Oleh: Ibnu Mundzir
SETIAP tahun baru selalu melahirkan harapan dan kesempatan berbuat lebih baik. Entah dalam dimensi material berupa pencapaian yang tangible/ragawi maupun imaterial yang intangible/nirragawi.
Menjadi atau mencapai hasil yang lebih baik, itu adalah naluri intrinsik semua makhluk. Bahkan sekelas Setan sekalipun mau mendapatkan hasil yang terbaik, tentu dalam dimensi indikator kesetanannya pula, seperti ingin berumur sangat panjang agar dapat menggoda dan menyesatkan sebanyak banyaknya umat manusia, dan menjerumuskannya kedalam neraka agar dapat bersamanya kelak (Al-A’raf 16-17)
Di antara kesyukuran adanya agama, adalah kita diberi pedoman dan contoh agar bisa terselamatkan dari perangkap dan godaan dari setan dan bala tentaranya tersebut. Yah, minimal kita dipedomani trik dan cara agar dapat terhindar dari jerat dan godaannya.
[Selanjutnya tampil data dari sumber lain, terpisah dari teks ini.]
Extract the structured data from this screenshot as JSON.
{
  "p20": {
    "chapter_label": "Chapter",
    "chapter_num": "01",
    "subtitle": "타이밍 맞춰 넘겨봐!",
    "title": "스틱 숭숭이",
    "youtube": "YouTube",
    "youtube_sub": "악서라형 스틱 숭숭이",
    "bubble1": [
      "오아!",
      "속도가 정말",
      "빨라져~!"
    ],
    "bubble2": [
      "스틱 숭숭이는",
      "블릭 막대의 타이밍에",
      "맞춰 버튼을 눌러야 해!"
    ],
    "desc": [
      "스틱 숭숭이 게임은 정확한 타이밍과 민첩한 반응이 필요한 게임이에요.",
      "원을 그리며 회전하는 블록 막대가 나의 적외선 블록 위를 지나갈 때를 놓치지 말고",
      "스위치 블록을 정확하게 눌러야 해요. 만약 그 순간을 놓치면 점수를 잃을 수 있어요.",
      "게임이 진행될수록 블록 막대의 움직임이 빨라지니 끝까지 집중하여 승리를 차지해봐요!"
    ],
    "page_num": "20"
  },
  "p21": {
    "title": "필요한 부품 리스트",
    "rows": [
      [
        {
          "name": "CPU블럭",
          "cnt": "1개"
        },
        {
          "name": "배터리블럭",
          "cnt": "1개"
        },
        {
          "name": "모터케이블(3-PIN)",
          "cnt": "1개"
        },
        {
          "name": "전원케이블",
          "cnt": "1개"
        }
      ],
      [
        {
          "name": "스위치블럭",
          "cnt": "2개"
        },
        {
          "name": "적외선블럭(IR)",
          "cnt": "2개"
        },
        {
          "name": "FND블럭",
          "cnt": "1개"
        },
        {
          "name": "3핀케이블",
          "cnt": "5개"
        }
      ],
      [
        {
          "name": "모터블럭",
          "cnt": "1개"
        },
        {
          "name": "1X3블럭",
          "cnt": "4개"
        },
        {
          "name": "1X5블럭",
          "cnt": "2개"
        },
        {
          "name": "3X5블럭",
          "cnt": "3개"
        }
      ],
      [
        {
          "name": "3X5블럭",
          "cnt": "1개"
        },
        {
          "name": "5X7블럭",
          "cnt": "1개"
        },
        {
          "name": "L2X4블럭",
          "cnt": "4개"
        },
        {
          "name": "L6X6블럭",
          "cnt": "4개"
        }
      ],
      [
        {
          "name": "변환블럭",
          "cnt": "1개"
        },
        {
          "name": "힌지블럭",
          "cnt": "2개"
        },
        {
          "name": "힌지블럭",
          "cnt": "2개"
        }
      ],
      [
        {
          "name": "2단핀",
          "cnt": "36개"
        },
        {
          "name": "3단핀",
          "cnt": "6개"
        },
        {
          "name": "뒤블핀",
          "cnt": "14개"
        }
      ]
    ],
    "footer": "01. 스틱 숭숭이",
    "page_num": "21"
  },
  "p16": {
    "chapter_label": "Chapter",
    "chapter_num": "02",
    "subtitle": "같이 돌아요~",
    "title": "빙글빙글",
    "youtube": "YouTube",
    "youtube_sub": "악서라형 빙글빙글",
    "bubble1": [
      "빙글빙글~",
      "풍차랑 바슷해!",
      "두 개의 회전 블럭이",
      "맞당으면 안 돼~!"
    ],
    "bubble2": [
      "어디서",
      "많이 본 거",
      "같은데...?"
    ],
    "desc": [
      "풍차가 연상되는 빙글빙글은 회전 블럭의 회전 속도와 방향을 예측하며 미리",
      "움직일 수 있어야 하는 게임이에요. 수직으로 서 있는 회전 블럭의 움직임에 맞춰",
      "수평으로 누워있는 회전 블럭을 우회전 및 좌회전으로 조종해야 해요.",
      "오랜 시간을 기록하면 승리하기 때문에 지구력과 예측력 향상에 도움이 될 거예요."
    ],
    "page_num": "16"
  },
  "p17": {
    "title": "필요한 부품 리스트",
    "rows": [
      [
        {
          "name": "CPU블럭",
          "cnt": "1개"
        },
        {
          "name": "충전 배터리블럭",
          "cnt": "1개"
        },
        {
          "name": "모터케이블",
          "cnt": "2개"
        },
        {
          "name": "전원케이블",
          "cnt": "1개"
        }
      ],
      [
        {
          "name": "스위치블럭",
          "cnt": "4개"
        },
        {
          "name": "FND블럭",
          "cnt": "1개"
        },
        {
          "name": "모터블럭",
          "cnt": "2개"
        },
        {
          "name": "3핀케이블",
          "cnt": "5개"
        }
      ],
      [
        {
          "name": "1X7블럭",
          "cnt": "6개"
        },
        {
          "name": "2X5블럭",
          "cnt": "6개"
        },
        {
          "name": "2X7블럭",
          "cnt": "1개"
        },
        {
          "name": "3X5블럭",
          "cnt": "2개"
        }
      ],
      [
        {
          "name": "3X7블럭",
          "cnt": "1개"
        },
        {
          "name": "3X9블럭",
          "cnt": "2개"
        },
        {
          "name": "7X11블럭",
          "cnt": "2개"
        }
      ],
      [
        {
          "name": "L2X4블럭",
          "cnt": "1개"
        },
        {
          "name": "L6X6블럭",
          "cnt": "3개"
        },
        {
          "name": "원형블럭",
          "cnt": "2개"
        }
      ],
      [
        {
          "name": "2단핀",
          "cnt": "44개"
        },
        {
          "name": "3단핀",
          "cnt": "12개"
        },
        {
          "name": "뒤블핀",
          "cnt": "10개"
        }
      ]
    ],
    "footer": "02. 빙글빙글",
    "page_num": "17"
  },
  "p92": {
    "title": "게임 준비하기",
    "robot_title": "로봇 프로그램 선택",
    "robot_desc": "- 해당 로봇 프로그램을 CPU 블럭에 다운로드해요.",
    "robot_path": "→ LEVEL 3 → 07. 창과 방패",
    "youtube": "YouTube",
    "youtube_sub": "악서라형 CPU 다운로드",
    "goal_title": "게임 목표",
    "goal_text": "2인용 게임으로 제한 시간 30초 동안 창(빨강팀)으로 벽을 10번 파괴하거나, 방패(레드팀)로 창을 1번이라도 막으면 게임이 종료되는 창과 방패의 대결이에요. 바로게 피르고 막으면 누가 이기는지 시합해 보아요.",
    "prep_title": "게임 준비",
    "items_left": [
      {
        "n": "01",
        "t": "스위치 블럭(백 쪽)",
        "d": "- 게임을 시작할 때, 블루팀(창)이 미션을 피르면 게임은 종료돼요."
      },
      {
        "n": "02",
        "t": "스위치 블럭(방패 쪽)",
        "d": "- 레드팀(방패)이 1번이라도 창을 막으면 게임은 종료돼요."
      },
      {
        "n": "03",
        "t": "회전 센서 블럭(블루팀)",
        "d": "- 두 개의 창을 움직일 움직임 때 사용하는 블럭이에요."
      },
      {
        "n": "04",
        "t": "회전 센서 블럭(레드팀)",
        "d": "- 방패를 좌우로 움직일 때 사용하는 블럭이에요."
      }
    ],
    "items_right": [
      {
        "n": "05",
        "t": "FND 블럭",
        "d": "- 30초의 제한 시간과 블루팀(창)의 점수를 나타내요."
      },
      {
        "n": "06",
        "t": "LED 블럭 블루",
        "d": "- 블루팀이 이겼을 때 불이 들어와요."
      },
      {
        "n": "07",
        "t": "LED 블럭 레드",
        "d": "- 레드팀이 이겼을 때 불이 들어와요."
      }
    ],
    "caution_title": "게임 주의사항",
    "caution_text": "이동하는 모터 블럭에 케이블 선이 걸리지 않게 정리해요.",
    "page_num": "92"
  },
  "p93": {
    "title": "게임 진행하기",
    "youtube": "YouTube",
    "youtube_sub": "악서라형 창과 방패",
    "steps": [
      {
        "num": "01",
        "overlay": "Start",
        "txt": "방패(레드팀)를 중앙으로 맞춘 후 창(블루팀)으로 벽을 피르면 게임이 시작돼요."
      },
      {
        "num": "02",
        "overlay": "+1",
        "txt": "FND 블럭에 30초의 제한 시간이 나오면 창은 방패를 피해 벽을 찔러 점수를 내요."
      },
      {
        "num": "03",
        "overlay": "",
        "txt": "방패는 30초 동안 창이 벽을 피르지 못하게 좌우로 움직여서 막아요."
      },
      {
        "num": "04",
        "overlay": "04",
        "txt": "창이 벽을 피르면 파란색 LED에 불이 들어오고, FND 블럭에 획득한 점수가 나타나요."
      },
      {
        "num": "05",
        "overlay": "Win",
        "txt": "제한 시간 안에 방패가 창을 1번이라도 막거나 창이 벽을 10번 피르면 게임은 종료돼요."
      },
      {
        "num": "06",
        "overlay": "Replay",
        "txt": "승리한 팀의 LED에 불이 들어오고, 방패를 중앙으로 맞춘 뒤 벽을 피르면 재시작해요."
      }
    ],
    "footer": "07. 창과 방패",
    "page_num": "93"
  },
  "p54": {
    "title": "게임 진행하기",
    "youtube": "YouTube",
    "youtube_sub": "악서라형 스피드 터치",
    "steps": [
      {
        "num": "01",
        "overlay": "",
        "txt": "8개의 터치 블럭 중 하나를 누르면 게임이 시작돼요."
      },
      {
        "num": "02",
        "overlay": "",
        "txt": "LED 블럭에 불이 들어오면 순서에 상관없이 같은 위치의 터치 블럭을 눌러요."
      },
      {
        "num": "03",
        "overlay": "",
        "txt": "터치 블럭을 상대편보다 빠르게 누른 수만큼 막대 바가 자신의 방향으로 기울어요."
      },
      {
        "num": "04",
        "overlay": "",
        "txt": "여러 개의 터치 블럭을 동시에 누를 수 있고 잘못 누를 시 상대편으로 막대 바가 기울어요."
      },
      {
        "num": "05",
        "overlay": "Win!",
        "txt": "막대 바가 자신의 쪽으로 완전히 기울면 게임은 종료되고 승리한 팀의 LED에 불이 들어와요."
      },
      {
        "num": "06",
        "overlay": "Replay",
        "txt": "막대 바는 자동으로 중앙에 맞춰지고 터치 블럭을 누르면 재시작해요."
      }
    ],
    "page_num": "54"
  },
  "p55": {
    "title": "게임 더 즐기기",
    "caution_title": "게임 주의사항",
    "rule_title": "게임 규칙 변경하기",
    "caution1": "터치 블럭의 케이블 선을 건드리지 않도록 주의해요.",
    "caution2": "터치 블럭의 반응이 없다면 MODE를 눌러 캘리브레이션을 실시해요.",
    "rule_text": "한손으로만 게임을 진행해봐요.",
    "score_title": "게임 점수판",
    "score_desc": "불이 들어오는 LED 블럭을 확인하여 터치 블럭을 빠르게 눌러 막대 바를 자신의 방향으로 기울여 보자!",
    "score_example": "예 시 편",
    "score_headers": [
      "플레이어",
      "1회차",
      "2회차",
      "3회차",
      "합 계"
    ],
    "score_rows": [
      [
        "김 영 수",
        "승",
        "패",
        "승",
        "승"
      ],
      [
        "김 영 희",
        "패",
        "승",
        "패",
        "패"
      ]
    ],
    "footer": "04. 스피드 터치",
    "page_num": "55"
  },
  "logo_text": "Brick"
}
Setiap tahun baru, selayaknya kita punya semacam Balance Score Card, yang berguna sebagai penimbang. Apakah ada hal baik baru yang bisa kita andalkan jika kelak bertemu dengan Sang Maha Pengadil, atau malah keburukan kita yang semakin menganga, berimbas membesarnya penyesalan kita kelak, yang ultimate output-nya hanya ada dua, yaitu bahagia selama lamanya atau malah penyesalan yang tiada akhirnya. Nauzubillah.
Penyemaian hal baik dan buruk tersebut hanyalah di dunia ini saja. Makanya dalam Al-Qur’an, dunia juga identik penyebutannya sebagai tempat bercocok tanam. Atau disebut dengan istilah Mazra’ah seperti dalam Al-Baqarah ayat 201.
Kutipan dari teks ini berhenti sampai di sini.